在新出现的流行病中,受影响最严重的人群之一是一线医护人员。医疗工作者和医疗机构中的感染产生了两个独立但相关的挑战。首先,也是最明显的一点是,生病或垂死的医护人员无法照顾病人,在疫情可能导致医疗系统需求增加之际,造成劳动力短缺。第二个问题是,由于控制医院内的感染非常困难,一旦传染到医疗系统,疫情本身就会加速,导致病例数量迅速增加。这种现象的例子,我们称之为“医院放大”,是常见的,包括COVID-19(SARS和MERS)之前的主要冠状病毒流行病以及埃博拉病毒。该项目将试图建模并了解医院内的哪些因素可以防止这种情况发生,以提高医疗保健系统的弹性。这项工作的成果将为医疗保健系统的行为指南提供信息。该项目的其他更广泛的影响包括为学生提供培训和专业发展机会。研究人员将调整现有的医院内感染传播模型以适应COVID-19,并将该模型与北卡罗来纳州医疗设施的空间显式代理模型结合联合收割机。这种方法允许代表医疗保健环境以及初始病例被播种的社区,其中医疗保健工作者可以感染-并被他们的社区感染,它还允许对国家的设施级影响进行建模-水平的决策,使我们能够解决如何最好地保护病人和医护人员的健康的环境中,两者都有很大的感染风险,而且诸如个人防护装备等关键用品不一定是无限的。
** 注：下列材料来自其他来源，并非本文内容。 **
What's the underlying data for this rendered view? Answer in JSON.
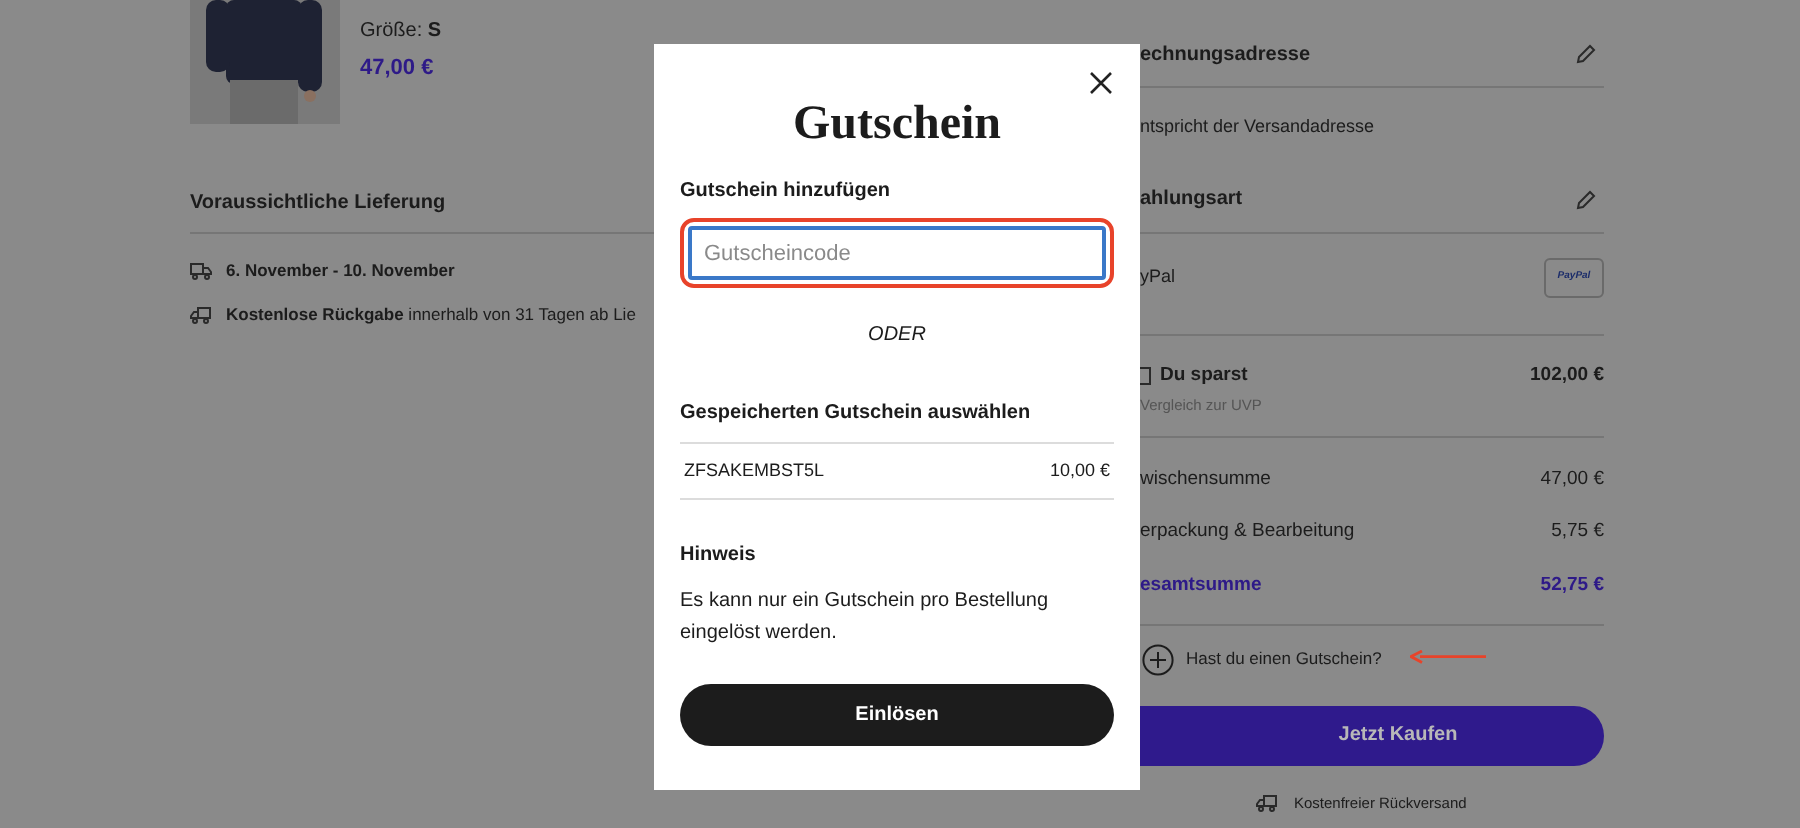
{
  "product": {
    "size_label": "Größe: ",
    "size_value": "S",
    "price": "47,00 €"
  },
  "delivery": {
    "title": "Voraussichtliche Lieferung",
    "items": [
      {
        "kind": "truck",
        "text": "**6. November - 10. November**"
      },
      {
        "kind": "return",
        "text": "**Kostenlose Rückgabe** innerhalb von 31 Tagen ab Lie"
      }
    ]
  },
  "modal": {
    "title": "Gutschein",
    "add_label": "Gutschein hinzufügen",
    "input": {
      "placeholder": "Gutscheincode",
      "highlighted": true
    },
    "or": "ODER",
    "saved_title": "Gespeicherten Gutschein auswählen",
    "saved": [
      {
        "code": "ZFSAKEMBST5L",
        "amount": "10,00 €"
      }
    ],
    "note_title": "Hinweis",
    "note": "Es kann nur ein Gutschein pro Bestellung eingelöst werden.",
    "button": "Einlösen"
  },
  "summary": {
    "billing_title": "echnungsadresse",
    "billing_text": "ntspricht der Versandadresse",
    "payment_title": "ahlungsart",
    "payment_method": "yPal",
    "payment_badge": "PayPal",
    "savings": {
      "label": "Du sparst",
      "value": "102,00 €",
      "note": "Vergleich zur UVP"
    },
    "lines": [
      {
        "label": "wischensumme",
        "value": "47,00 €",
        "total": false
      },
      {
        "label": "erpackung & Bearbeitung",
        "value": "5,75 €",
        "total": false
      },
      {
        "label": "esamtsumme",
        "value": "52,75 €",
        "total": true
      }
    ],
    "voucher_link": "Hast du einen Gutschein?",
    "voucher_arrow": true,
    "buy_button": "Jetzt Kaufen",
    "return_note": "Kostenfreier Rückversand"
  }
}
与此同时,他们将从SHEA研究网络中的医院收集有关COVID-19给人员配备和临床实践带来的变化的数据,例如护士与患者的比例是否发生了变化,以及确定模型在医院决策中的应用程度,以及它在这方面是否有用。因此,该项目将为医院与周围社区之间的互动提供一个强大而复杂的模型,并从各种医院及时估计COVID-19如何改变他们的做法,以及如何更好地定制模型,以通知COVID-19的控制,该奖项反映了NSF的法定使命,并通过使用基金会的知识价值和更广泛的影响审查标准进行评估,被认为值得支持。

项目成果

期刊论文数量(2)
专著数量(0)
科研奖励数量(0)
会议论文数量(0)
专利数量(0)
Estimate of undetected severe acute respiratory coronavirus virus 2 (SARS-CoV-2) infection in acute-care hospital settings using an individual-based microsimulation model
使用基于个体的微观模拟模型估计急症护理医院环境中未检测到的严重急性呼吸道冠状病毒 2 (SARS-CoV-2) 感染
  • DOI:
    10.1017/ice.2022.174
  • 发表时间:
    2022
  • 期刊:
  • 影响因子:
    4.5
  • 作者:
    Jones, Kasey;Hadley, Emily;Preiss, Sandy;Lofgren, Eric T.;Rice, Donald P.;Stoner, Marie C.;Rhea, Sarah;Adams, Joëlla W.
  • 通讯作者:
    Adams, Joëlla W.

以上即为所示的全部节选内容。